I have a complicated set of data that I have to do distance calculations on. Each record in the data set contains many different data types so a record array or structured array appears to be the way to go. The problem is when I have to do my distance calculations, the scipy spatial distance functions take arrays and the recored array is numpy voids. How to I make a recored array of numpy arrays instead of numpy voids? Below is a very simple example of what I'm talking about.
import numpy
import scipy.spatial.distance as scidist
input_data = [
('340.9', '7548.2', '1192.4', 'set001.txt'),
('546.7', '9039.9', '5546.1', 'set002.txt'),
('456.3', '2234.8', '2198.8', 'set003.txt'),
('332.1', '1144.2', '2344.5', 'set004.txt'),
]
record_array = numpy.array(input_data,
dtype=[('d1', 'float64'), ('d2', 'float64'), ('d3', 'float64'), ('file', '|S20')])

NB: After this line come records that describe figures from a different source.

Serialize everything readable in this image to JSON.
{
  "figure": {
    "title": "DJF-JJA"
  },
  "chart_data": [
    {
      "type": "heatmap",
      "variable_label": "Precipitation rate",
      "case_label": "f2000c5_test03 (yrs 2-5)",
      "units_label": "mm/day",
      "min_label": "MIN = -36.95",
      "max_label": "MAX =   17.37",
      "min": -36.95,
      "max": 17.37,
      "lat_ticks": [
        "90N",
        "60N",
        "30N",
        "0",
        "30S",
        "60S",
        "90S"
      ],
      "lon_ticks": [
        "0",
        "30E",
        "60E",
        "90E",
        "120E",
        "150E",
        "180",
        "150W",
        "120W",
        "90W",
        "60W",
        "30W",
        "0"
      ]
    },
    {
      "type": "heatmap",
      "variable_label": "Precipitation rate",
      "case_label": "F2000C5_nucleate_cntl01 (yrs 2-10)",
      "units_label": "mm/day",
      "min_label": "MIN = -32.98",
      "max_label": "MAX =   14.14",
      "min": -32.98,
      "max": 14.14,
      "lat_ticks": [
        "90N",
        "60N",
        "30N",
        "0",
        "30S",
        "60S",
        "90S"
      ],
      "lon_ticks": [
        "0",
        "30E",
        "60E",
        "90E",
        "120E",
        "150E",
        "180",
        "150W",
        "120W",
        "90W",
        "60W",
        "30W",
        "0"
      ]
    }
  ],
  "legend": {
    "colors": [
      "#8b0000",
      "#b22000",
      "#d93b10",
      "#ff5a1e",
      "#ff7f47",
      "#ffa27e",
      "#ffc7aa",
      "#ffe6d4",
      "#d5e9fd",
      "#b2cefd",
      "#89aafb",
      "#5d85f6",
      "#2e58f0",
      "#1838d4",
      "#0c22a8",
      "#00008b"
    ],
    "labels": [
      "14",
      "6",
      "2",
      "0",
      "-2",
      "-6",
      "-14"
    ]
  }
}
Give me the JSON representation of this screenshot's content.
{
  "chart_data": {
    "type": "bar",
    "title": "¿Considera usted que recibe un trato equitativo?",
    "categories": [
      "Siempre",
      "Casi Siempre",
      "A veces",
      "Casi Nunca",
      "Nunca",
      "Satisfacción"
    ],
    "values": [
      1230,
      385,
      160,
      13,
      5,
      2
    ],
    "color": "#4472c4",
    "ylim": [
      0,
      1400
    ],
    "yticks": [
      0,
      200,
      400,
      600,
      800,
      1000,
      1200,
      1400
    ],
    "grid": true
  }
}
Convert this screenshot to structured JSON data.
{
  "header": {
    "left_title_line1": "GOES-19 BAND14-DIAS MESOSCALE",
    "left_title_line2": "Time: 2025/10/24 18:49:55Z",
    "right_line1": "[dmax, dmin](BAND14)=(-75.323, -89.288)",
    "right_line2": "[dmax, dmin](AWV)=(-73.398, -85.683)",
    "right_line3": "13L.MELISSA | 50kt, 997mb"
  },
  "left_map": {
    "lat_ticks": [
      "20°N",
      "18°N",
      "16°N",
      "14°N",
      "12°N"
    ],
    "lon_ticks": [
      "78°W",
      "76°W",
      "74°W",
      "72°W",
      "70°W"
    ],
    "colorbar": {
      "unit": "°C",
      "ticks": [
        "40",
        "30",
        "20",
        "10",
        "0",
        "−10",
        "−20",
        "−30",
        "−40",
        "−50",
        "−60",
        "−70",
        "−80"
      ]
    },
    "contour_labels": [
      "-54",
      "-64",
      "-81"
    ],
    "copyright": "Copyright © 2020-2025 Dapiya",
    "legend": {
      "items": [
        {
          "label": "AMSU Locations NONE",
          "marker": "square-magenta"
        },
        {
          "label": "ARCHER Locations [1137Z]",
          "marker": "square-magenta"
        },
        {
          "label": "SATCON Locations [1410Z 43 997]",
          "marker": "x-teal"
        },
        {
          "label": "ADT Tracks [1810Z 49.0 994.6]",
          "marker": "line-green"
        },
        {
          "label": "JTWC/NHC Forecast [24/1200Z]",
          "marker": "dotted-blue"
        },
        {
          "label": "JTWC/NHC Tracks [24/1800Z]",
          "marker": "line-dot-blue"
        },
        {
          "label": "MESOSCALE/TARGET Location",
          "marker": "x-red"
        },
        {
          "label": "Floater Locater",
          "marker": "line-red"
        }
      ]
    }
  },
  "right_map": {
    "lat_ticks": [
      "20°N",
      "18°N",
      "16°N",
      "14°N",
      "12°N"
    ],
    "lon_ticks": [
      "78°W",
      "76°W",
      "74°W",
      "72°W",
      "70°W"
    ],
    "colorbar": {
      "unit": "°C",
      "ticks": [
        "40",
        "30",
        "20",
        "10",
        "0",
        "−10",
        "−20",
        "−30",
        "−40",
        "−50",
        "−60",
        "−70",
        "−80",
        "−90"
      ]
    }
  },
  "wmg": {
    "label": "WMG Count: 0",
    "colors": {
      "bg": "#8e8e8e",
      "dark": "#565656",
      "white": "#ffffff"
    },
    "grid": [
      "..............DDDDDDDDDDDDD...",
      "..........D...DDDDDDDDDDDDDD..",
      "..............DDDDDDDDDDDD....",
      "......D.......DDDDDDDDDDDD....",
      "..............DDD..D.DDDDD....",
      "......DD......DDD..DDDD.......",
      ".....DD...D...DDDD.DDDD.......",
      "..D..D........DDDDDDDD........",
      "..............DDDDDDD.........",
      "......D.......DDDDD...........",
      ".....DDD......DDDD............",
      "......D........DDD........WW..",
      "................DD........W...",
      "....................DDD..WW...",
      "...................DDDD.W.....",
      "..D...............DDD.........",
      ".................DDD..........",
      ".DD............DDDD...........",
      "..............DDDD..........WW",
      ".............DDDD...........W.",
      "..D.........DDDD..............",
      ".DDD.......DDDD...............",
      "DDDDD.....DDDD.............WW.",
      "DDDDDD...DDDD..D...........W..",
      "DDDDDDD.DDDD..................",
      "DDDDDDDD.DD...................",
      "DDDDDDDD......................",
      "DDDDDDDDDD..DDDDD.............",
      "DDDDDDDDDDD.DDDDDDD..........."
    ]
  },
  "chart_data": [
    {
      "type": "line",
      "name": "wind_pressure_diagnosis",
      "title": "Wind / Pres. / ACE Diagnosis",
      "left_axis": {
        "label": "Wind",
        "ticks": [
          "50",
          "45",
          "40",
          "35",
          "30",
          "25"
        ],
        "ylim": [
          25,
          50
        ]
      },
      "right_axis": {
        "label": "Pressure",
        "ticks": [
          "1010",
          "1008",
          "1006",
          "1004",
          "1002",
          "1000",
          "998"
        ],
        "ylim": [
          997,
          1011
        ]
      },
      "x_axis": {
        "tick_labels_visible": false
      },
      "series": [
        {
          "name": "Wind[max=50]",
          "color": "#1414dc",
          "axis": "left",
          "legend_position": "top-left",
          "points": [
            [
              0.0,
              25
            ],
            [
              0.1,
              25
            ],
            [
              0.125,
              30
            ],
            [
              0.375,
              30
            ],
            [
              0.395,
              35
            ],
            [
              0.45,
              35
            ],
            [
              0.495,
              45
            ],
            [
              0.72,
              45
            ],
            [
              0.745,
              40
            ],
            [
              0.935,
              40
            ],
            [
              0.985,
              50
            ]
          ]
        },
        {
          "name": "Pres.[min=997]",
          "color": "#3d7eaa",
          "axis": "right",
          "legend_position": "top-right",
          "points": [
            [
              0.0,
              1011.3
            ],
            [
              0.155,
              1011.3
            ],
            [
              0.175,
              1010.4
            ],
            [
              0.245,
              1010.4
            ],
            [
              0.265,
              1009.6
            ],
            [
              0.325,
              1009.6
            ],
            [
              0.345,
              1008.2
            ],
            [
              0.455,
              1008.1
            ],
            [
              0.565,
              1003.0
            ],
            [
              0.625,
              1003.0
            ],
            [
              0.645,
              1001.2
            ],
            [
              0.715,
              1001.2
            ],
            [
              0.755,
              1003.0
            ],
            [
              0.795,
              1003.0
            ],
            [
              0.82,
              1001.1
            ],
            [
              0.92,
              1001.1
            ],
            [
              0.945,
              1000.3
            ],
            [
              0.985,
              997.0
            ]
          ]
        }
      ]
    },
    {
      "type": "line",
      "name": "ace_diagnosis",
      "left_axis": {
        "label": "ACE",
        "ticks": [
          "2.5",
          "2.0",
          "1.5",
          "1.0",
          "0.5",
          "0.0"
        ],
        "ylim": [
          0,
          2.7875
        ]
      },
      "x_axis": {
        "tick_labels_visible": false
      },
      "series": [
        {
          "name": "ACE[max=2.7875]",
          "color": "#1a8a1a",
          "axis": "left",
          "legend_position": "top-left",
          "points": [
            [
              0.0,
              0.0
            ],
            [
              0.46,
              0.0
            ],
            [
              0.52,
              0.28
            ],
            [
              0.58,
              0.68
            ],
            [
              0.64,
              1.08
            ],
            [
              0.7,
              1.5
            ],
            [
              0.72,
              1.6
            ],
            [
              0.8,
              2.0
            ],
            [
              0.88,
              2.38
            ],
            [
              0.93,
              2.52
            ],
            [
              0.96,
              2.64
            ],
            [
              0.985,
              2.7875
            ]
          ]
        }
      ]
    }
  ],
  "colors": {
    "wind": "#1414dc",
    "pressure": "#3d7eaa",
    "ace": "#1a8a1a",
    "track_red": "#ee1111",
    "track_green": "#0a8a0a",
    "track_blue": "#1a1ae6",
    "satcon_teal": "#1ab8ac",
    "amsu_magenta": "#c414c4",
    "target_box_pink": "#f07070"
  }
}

The following code fails...
this_fails_and_makes_me_cry = record_array[['d1', 'd2', 'd3']]
scidist.pdist(this_fails_and_makes_me_cry)
I get this error....
Traceback (most recent call last):
File "/home/someguy/working_datasets/trial003/scrap.py", line 16, in <module>
scidist.pdist(record_array[['d1', 'd2', 'd3']])
File "/usr/lib/python2.7/dist-packages/scipy/spatial/distance.py", line 1093, in pdist
raise ValueError('A 2-dimensional array must be passed.');
ValueError: A 2-dimensional array must be passed.
The error occurs because this_fails_and_makes_me_cry is an array of numpy.voids. To get it to work I have to convert each time like this...
this_works = numpy.array(map(list, record_array[['d1', 'd2', 'd3']]))
scidist.pdist(this_works)
Is it possible to create a record array of numpy arrays to begin with? Or is a numpy record/structured array restricted to numpy voids? It would be handy for the record array to contain the data in a format compatible with scipy's spatial distance functions so that I don't have to convert each time. Is this possible?